Proposed NCAA format change impacts match play
__By Ryan Herrignton
__[#image: /photos/55ad761eadd713143b42714e]|||Ollie emotions.jpg|||
MILTON, GA.—Ollie Schniederjans says he usually doesn't get emotional on a golf course. But after securing the third and deciding point to send Georgia Tech to the semifinals of the NCAA Championship Friday afternoon, the sophomore covered his face in a towel for a half a minute, hiding his excitement/relief besides the first green at Capital City Club's Crabapple Course as fans cheering on the host school continued to applaud his triumph.
"The whole Georgia Tech nation is watching a playoff hole to go to the next round, and it's all on me," said Schniederjans, whose match with UNLV's Kevin Penner was decided on the first extra hole after the Georgia Tech golfer hit a clutch approach to two feet and then make the birdie putt. "The whole Georgia Tech nation is on my shoulders. I felt that. It felt awesome to get it done. I care a lot."

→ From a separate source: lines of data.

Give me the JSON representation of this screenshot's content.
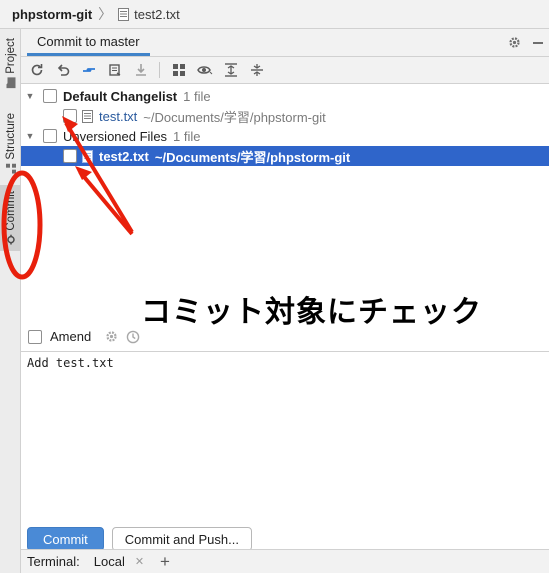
{
  "breadcrumb": {
    "project": "phpstorm-git",
    "file": "test2.txt"
  },
  "stripe": {
    "project_label": "Project",
    "structure_label": "Structure",
    "commit_label": "Commit"
  },
  "panel": {
    "tab_label": "Commit to master"
  },
  "toolbar": {
    "icons": [
      "refresh-icon",
      "rollback-icon",
      "diff-icon",
      "shelve-icon",
      "update-icon",
      "group-icon",
      "view-icon",
      "expand-all-icon",
      "collapse-all-icon"
    ]
  },
  "tree": {
    "changelist": {
      "name": "Default Changelist",
      "count": "1 file"
    },
    "changelist_file": {
      "name": "test.txt",
      "path": "~/Documents/学習/phpstorm-git"
    },
    "unversioned": {
      "name": "Unversioned Files",
      "count": "1 file"
    },
    "unversioned_file": {
      "name": "test2.txt",
      "path": "~/Documents/学習/phpstorm-git"
    }
  },
  "annotation": "コミット対象にチェック",
  "amend": {
    "label": "Amend"
  },
  "message": {
    "text": "Add test.txt"
  },
  "actions": {
    "commit": "Commit",
    "commit_push": "Commit and Push..."
  },
  "bottom": {
    "terminal": "Terminal:",
    "local": "Local"
  },
  "colors": {
    "accent": "#4083c9",
    "selection": "#2f65ca",
    "annotation_red": "#e8200c",
    "primary_button": "#4a8ad6"
  }
}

Yet a year from now, if a plan recommended by the NCAA men's Division I golf committee and under review later this month by the NCAA Championship/Sports Management Cabinet is approved, the emotionally spent golfer would have to collect his thoughts and return to the course in short order to play with his team in the semifinal round.
The quick turnaround would be the lone hiccup to a well-intended concept to bring back a fourth round of stroke play to crown an individual NCAA champion. Under the proposal, the eight teams advancing to match play would continue to be determined over 54 holes of stroke play. Meanwhile, the top 40 golfer and ties after three rounds would play another 18 holes used exclusively to settle the medalist race. To keep the overall championship at six days (seven counting the practice round) while adding an extra day of stroke play, the proposal calls for the quarterfinal and semifinal rounds of match play to be contested on one day rather than two.
The intent of the change is to restore some of the prestige to the medalist race that many coaches believe has been diminished when match play was added to the championship in 2009 and the individual competition reduced to 54 holes. At last December's GCAA annual convention in Las Vegas, the vast majority of coaches in attendance agreed they were in favor of making the individual competition a 72-hole affair again—something they say would help legitimize the winner in the eyes of the wider golf community.
But at least one coach is questioning whether the extra round of stroke play comes with too big a trade-off.
"I don't think it's right to ask [Ollie] to put on a new shirt and be ready to tee it up again in 20 minutes [after a match like that]," said Georgia Tech coach __Bruce Heppler__. "You can't ask them to do that for the sake of 40 guys playing an individual tournament."
Heppler contends the focus of the nationals is to crown a team champion, something that was emphasized when match play was added in 2009. That first year at Inverness Club, the quarterfinals and semifinals were played the same day, where Georgia pulled off an emotional quarterfinal victory over top-seeded Oklahoma State only to have to return to the course almost immediately to play Arkansas in the semifinals. Emotionally spent, the Bulldogs couldn't advance to the finals. The next year, the three rounds of match play were spread out over three days.
"It doesn't make any sense. We're here to determine a team champion," Heppler said. "You saw how big that trophy was last night [given to medalist Max Homa]. It's not nearly as big as [the team trophy]."
Heppler believes that 54 holes to crown the individual champion is still a legitimate measure. Given that this point of view is very much in the minority, and unlikely to be reversed, Heppler hopes the NCAA golf committee would alternatively consider adding a seventh day to the championship proper to keep from consolidating match play rounds. (The proposal does not add the extra day because of cost issues involved and the potential that extra expenses might keep the Championship/Sports Management Cabinet from passing the proposal.)
"We've got two weeks to fix it," said Heppler, alluding to the Cabinet's review. "I don't see a need to add another 18 holes to the individual thing to legitimize it if that costs you to having to play 36 holes in a day in match play."
The question is can he'll find enough folks who agree with him.